Dude the guy/gal does not have to respond to any email unless he wants to. This is not a conversation. It was a request to communicate, and s/he can decide to remain silent.
> Dude the guy/gal does not have to respond to any email unless he wants to.
Obviously. (There is nothing in the earlier comment that in any way addresses the recipient's rights.)
Equally obvious is the fact that the bank in question certainly has to take every possible measure to limit the impact of their stupid mistake. Its possible (ianal) that they even have a legal obligation to do so.
While the bank obviously made a monumental screw up, Google's initial response to the bank is at least in part to blame. Regardless of the privacy rights of the person who's Gmail account it is, there obviously should be an interest in protecting the confidential information of the 1,300 customers.
Google could have responded by helping the bank recover and delete the file, as well as sending an unmissable notification to the Gmail user.
This would set a pretty nasty precedent in which Google would be helping companies delete files from individuals email accounts without their knowledge.
Wouldn't that be the definition of what we'd call Evil?
I think they did the correct and ethical thing by following their privacy policy.

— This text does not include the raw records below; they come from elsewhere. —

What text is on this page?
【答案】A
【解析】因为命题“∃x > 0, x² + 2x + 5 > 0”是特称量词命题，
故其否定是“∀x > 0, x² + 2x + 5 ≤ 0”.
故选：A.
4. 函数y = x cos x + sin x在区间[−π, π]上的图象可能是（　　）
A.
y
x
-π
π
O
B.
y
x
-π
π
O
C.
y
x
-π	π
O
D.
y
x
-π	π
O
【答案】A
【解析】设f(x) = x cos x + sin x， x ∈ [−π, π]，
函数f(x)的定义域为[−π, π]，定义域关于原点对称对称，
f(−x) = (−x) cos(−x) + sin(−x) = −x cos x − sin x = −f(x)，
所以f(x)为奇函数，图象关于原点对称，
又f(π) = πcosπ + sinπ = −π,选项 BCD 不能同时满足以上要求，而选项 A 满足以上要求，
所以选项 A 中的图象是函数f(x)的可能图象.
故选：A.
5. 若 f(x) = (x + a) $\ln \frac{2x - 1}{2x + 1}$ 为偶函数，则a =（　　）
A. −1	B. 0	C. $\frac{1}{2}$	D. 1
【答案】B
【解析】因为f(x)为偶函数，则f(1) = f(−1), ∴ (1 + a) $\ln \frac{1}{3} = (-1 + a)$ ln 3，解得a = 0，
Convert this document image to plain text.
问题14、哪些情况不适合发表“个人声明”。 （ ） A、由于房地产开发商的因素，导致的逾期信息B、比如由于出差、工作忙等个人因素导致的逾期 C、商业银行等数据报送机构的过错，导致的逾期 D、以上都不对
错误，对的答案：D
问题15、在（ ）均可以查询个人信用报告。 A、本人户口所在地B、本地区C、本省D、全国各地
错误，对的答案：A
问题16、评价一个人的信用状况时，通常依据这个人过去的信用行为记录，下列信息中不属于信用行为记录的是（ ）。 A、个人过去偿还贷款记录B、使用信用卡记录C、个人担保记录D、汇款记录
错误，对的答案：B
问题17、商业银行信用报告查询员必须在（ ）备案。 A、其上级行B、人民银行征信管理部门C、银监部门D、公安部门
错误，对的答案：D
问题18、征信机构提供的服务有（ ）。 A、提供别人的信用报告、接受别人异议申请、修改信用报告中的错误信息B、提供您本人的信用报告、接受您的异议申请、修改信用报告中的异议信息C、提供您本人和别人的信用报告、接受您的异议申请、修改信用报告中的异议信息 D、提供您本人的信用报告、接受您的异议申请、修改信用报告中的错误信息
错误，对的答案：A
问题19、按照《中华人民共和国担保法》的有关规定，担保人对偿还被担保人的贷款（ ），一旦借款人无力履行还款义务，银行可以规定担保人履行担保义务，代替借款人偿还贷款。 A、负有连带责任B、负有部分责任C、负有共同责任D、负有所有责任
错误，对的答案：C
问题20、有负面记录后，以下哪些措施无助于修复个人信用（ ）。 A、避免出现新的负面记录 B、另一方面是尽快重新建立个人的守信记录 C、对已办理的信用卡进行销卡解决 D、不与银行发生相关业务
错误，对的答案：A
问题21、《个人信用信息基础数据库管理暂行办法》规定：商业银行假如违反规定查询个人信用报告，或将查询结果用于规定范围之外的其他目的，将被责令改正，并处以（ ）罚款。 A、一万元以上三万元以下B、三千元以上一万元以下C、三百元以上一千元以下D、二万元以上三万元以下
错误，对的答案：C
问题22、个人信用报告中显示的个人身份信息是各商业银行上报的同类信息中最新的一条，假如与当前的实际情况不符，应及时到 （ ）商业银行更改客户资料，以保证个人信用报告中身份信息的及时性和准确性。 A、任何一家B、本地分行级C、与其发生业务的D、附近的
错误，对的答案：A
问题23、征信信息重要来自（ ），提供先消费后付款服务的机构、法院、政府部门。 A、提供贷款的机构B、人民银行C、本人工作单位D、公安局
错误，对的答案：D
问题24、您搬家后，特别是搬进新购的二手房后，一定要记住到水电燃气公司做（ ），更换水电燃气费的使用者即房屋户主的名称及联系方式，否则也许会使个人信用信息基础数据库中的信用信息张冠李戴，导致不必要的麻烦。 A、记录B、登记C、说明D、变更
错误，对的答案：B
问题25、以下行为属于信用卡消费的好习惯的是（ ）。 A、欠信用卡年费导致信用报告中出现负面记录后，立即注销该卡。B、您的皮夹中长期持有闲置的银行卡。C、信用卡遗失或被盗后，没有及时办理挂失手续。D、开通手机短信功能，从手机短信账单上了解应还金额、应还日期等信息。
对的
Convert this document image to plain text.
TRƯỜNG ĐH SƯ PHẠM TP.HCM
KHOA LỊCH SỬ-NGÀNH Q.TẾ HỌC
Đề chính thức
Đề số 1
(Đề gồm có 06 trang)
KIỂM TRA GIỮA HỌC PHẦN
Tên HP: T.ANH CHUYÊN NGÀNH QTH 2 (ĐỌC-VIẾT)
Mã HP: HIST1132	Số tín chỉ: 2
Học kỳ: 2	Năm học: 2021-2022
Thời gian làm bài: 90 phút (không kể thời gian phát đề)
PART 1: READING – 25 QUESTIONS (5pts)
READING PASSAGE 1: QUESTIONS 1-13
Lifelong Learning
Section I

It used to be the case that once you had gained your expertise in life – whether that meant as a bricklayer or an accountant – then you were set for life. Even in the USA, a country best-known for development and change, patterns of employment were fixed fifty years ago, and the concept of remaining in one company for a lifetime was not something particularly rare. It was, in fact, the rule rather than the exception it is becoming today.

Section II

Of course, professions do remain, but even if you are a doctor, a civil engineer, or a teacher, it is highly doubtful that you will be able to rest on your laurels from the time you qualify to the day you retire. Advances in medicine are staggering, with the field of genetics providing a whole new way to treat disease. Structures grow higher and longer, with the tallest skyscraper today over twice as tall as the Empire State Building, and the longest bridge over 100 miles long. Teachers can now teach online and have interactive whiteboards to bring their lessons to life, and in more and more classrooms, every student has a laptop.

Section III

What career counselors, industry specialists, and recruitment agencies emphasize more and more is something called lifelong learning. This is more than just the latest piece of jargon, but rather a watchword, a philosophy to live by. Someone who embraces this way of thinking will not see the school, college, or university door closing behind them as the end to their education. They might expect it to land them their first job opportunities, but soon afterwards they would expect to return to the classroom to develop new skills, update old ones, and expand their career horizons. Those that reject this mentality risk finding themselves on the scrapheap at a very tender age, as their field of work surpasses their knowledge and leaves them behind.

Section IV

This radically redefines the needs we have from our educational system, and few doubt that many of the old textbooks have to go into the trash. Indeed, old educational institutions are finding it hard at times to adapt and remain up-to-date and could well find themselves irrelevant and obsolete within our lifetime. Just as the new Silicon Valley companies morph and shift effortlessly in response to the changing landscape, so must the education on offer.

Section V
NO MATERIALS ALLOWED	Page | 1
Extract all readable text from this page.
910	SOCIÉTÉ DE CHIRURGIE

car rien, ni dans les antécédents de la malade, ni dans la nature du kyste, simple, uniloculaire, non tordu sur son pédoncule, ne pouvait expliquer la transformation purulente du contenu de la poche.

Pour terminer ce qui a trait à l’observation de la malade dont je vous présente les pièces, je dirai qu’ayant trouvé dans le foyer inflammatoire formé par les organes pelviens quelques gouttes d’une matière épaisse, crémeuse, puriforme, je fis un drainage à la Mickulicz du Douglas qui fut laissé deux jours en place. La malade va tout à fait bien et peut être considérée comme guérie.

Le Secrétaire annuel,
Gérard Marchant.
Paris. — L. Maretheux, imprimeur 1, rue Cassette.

An 'unmissable' notification from Google wouldn't be anymore unmissable than the request email sent by the bank. Which is why the bank wanted Google to disclose the identity of the user. If Google deleted a users emails and disclosed their identity to a third party then Google would be in breach of their own privacy policy. They would be exposing themselves to litigation, hence the requirement for a court order.
Except that it could have ended up, possibly along with the original email, in a never read spam folder. Google has more direct means of reaching an account holder.